How to manage pulmonary tuberculosis
Once diagnosed through a skin test or a blood test, treatment will follow. This depends on the type of pulmonary tuberculosis.
Those with latent TB may take medication to kill the bacteria. These can also prevent progression to active TB.
When diagnosed with active TB, the doctor will typically prescribe medication for 6 months, along with directly observed therapy (DOT).
Directly Observed Therapy (DOT)
DOT is a doctor-prescribed approach that ensures that completion of treatment. Because if the prescribed doses are skipped, this can make the person living with pulmonary tuberculosis resistant to medicine. With DOT, a healthcare professional helps administer medication every day or several times a week.
For those living with pulmonary tuberculosis but are not on DOT, there is still a workaround for this. It is important to make a schedule and not miss a dose of medicine when undergoing treatment. Below are a few tips to help one remember to take the prescribed medication:
- Take your prescribed medication at the same time every day.
- Indicate taking the medication on a calendar.
- Ask for help and allow someone to give reminders in taking the medicine every day.
- Be organized and keep the medicine in a pill organizer and within reach.
Possible Side Effects of TB Treatment
Within the treatment period of active TB, regular visits to the doctor is still important. This will help determine if the medication given is working well.
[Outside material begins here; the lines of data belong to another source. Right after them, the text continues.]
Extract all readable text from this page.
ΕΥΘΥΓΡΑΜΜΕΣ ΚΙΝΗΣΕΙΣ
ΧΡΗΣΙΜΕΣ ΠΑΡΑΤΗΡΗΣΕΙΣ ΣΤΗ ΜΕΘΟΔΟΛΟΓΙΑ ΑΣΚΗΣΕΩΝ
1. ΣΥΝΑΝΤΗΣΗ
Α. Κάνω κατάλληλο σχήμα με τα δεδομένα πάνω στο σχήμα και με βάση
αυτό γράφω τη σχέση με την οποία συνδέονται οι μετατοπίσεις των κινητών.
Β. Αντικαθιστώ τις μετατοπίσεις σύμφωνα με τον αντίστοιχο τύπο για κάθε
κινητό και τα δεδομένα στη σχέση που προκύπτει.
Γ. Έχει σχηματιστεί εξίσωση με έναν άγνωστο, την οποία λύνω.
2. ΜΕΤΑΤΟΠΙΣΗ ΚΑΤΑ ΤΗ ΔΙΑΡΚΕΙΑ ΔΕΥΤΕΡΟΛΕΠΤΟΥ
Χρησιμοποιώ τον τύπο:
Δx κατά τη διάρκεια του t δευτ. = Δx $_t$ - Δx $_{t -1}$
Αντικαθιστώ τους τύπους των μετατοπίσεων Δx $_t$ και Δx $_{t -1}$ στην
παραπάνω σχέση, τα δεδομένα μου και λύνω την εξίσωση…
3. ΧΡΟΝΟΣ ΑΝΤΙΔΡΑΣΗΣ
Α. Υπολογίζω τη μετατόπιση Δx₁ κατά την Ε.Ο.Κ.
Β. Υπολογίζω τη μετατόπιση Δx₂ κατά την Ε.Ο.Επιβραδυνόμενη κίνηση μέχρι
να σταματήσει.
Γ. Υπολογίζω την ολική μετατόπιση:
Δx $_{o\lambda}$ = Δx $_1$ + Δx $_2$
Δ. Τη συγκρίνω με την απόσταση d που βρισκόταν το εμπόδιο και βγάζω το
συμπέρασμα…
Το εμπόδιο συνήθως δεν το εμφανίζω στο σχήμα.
The body’s reaction to medicine can vary from person-to-person living with pulmonary tuberculosis.
Here are a few of the known side effects that are associated with the medication taken:
- Loss of appetite wherein one can also experience an upset stomach, nausea, and vomiting
- Experiencing weakness, fatigue, or fever for more than three days.
- Tingling or numbness in the hands or feet
- Itchy skin with the presence of rashes or bruising
- Yellowish skin or eyes, and changes in eyesight or blurred vision
- Dark-colored urine
Aside from consistently taking medication on time while living with pulmonary tuberculosis, it is also important to limit contact with others. Refrain from going to crowded places and wear a surgical mask around people, especially during the first weeks of treatment. Remember to always cover your mouth when coughing, sneezing, or even laughing.